Où est Dieu ?                                         

 

 

Devant la violence, Dieu sombre dans l'irrévélation. Il est happé dans les ténèbres. Combien ont perdu l'espérance, parce que l'horreur des crimes perpétrés contre l'homme avait frappé d'interdit toute idée de transcendance ? On connaît le mot célèbre d'une telle révolte : le mieux que Dieu puisse faire, c'est de ne pas exister.

Or, sur la croix, il y a pensé le premier. Pour la première fois dans l'histoire des hommes, une religion abdiquait ses fonctions d'ordre, ses systèmes d'explication et de gouvernement du monde. Elle se plantait dans la plus douloureuse des interrogations humaines : la souffrance et la mort. Les religions servaient à rassurer les hommes sur le mystère de leur destinée, elles dispensaient avec leurs commentaires des rites et des principes. Mais le Christ, lui, non seulement a renversé ces doctrines, et attenté aux instances les plus vénérables, mais il a rendu au mystère plus de profondeur encore : Dieu s'est fait lui-même la victime éternelle de l'éternelle barbarie.

Dans la guerre qui fait un vainqueur et un vaincu, il a choisi le parti du terrassé. Abel, avant Caïn.

Ne nous y trompons pas : le Dieu des riches, le Dieu des forts, le Dieu des affameurs et des exploiteurs, ce Dieu-là en effet n'existe pas, quoi que prétendent ces généraux aux mâchoires carrées qui prétendent en défendre les intérêts et gérer les valeurs.

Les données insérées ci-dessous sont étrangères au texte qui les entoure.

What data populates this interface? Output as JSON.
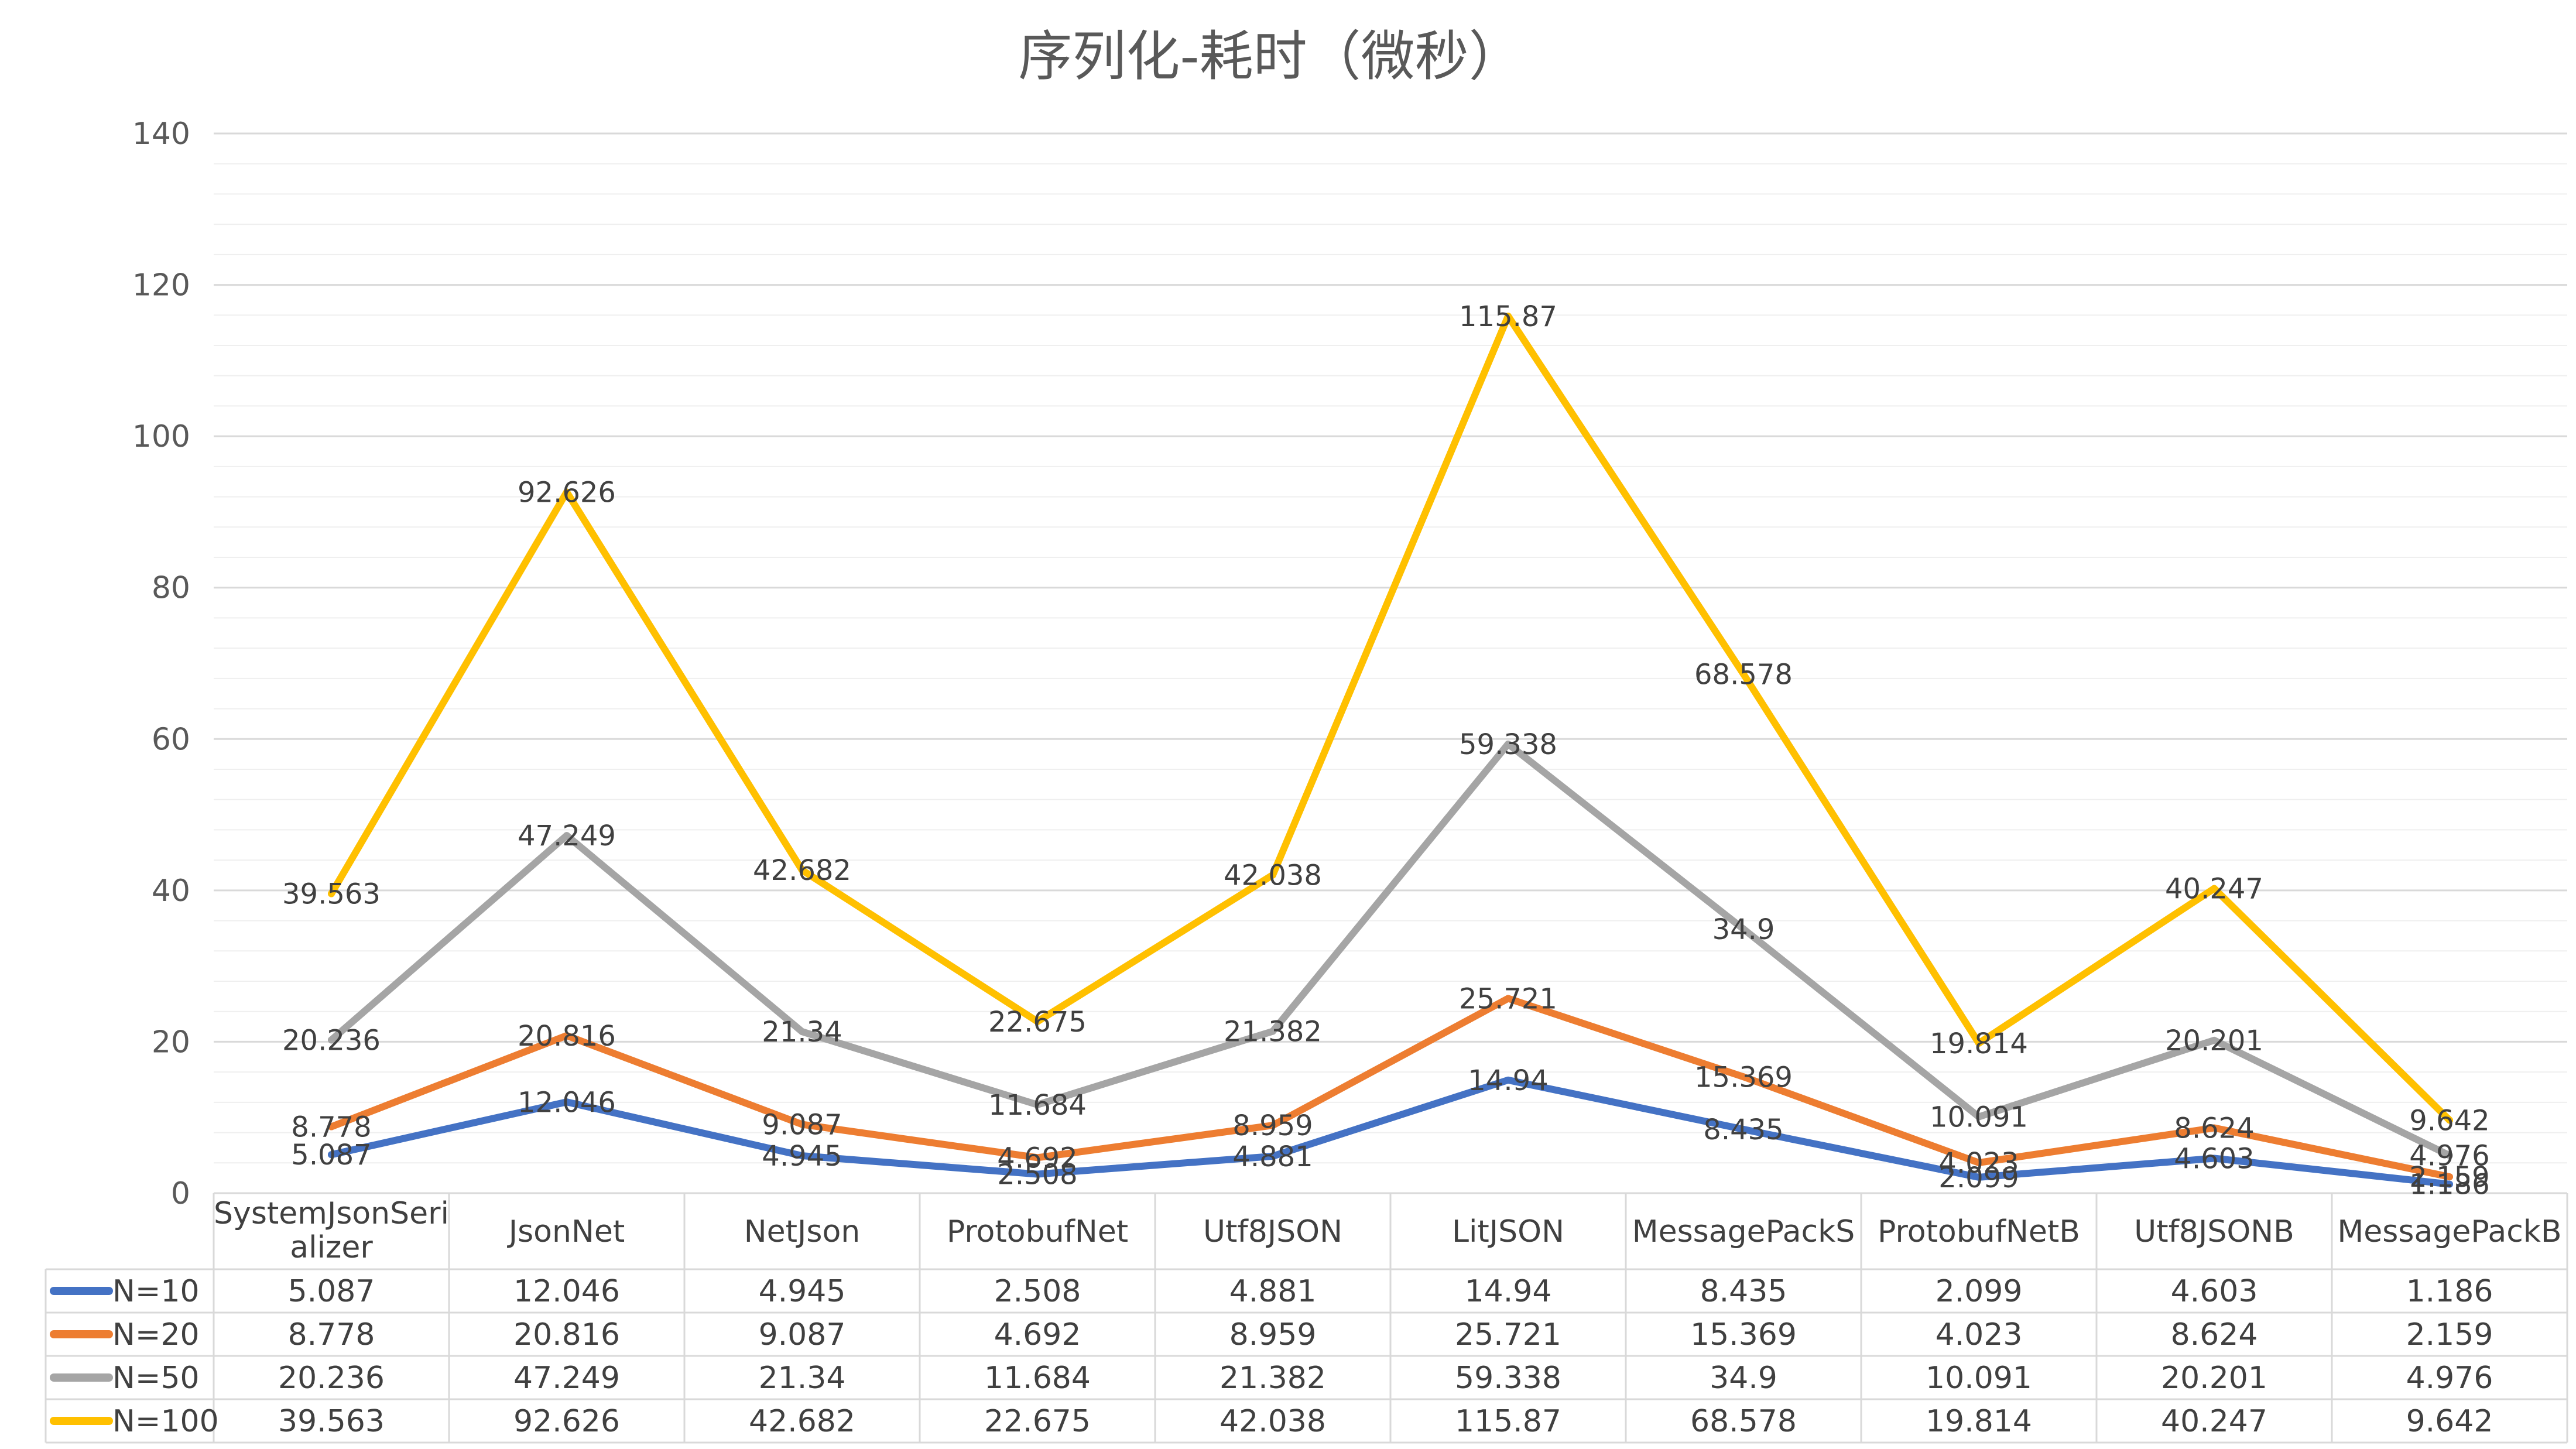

Où donc est Dieu ? Au coeur de ce qu'il a toujours été : cloué sur sa croix, avec ce visage de souffrance, dont nous préférons détourner notre face. Il est dans ces enfants, aux bras comme des rameaux dénudés, au ventre ballonné, qui meurent les yeux ouverts, avec ce regard d'étonnement doux que prend l'innocence en toutes ces agonies. Ces enfants, hier, étaient biafrais ; ils sont du Darfour aujourd'hui. Ils sont de tous les pays du monde. Car ne croyons pas qu'un seul pays parvienne à protéger l'enfance de la brutalité d'une doctrine, d'un parti, ou d'un individu. Dieu aujourd'hui, qui a choisi de ne plus exister, est passé par cette mort consentie, plus vaste que nos morts, plus creuse que nos tombeaux.

Dans cette défaite, luit la pitié. Sa compassion dans sa passion. Il y a donc l'amour qui commande cette mort et commande à la mort ?

Dieu sans puissance, Dieu triomphalement faible, est mort debout sur sa croix, les bras tendus vers l'homme et ce geste d'étreinte était aussi un geste d'envol vers la pleine lumière.